Мы были счастливы тогда, в такие вечера.
И эта булочка из техникумовского буфета, не съеденная моим отцом, согреваемая им внутри тельняшки и все же промерзаемая вместе с ним, которую он, голодный, прижимал к себе, пытаясь согреть, предвкушая распахнутые моему большому детскому счастью глаза. Эта булочка, замерзая вместе с ним, помогала ему зимней ночью возвращаться домой, бежать по льду реки, с каждой минутой сокращая время до возвращения домой.
Что я сейчас буду грызть с таким восторгом?
Ничто уже не сравнится с той подмерзшей булочкой, совершенно не вспомненного мною, вкуса, из дешевого студенческого буфета.
Что может быть счастливее своей юности? Только юность твоих родителей, твое младенчество и вожделенная булка.
И в то же время грусть, невольно вползает мне в сердце.
Сейчас, в который раз, вглядываясь в эти картинки я понимаю, почему мой отец всю жизнь проболел.
Побегай– ка  в шинельке, как говорили тогда, на рыбьем меху, при сорокаградусном морозе, на бегу замерзая так, что приходилось оттаивать у печки, прежде, чем раздеться.
Рыбий мех мне представлялся чем-то сказочным и волшебным. Я много раз пыталась его разглядеть, изучая шинель, висящую в углу, но родители, застав меня за этими исследованиями, смеялись и говорили:
- Станешь постарше, увидишь! Рыбий мех могут видеть только взрослые.
Про рыбий мех отец объяснил мне, когда я уже училась в школе.
Он такой тонкий, что принимает температуру окружающей среды, т. е. совсем не греет, т.е. его совсем нет.
Я не помню, где я еще гуляла теми холодными послевоенными зимами и веснами, но  ясно вижу себя  стоящей на краю огромной застывшей лывы, яркого желто-оранжевого цвета. Лыва находилась сразу позади или вернее сказать, сразу впереди нашего барака, если идти к центру поселка.
 Это была лыва замерзшей мочи, над которой, скорее всего, трудились многие жители нашего и соседних бараков. Мама запрещала мне по ней ходить, но я не могла удержаться, чтобы не постоять у её краешка, замирая от восторга при виде золотых искор, которыми переливалась она, когда лучи солнца попадали прямо в неё.
Весной лыва таяла, но не исчезала, а превращалась в большущую лужу, такого же почти оранжевого цвета, яркого и прозрачного. И сквозь неё просвечивали редкие травинки. Я стояла, заворожено рассматривая эти травинки. Но ходить, как и зимой не решалась.

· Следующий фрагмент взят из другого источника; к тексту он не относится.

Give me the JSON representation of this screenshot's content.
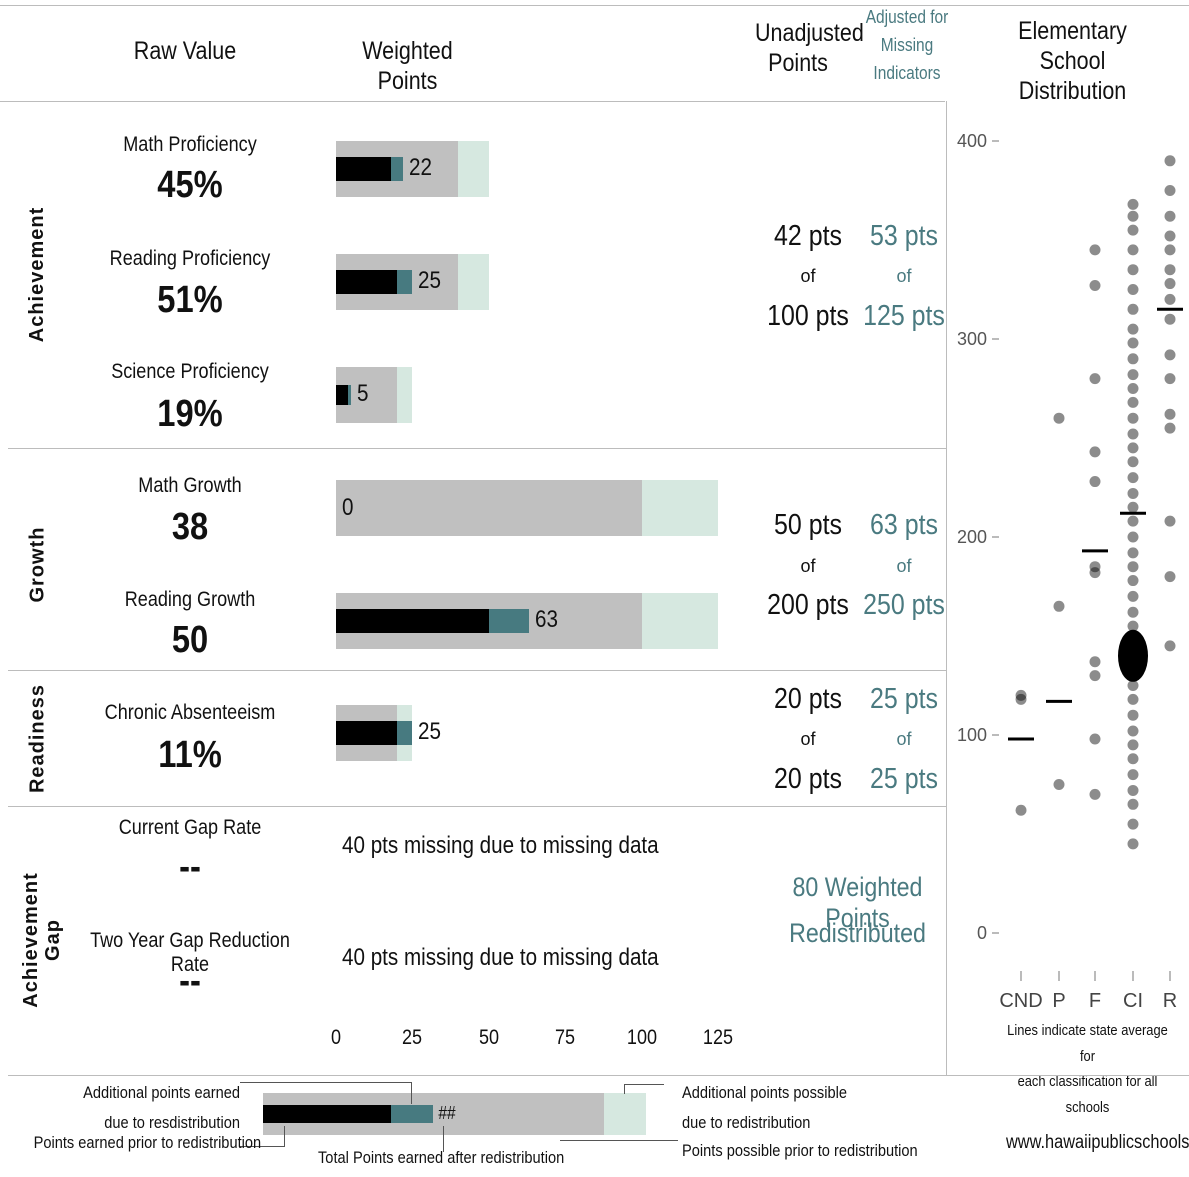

Когда взрослые спешили к сооружению, называемому почему-то не два, а «три очка», то зимой они шли очень медленно, боясь расшибить нос, а в остальные времена года очень быстро, чтобы не застрять в вязкой жиже.
Я не хотела ни того, ни другого,  почему-то безоговорочно поверив запрету взрослых на слово.
Самого достославного сооружения я не помню.
Запрет на хождение по этой достопримечательной лыве я так ни разу и не нарушила, а вот благоговейный трепет перед ней остался у меня на всю жизнь.
До теплых туалетов нам с родителями еще ой-как далеко.
Мне шёл четвертый год, когда отцу и маме, как передовикам трудового фронта, дали жилье, значительно комфортнее и выше рангом.
Прощай дом любимый, здравствуй дом новый!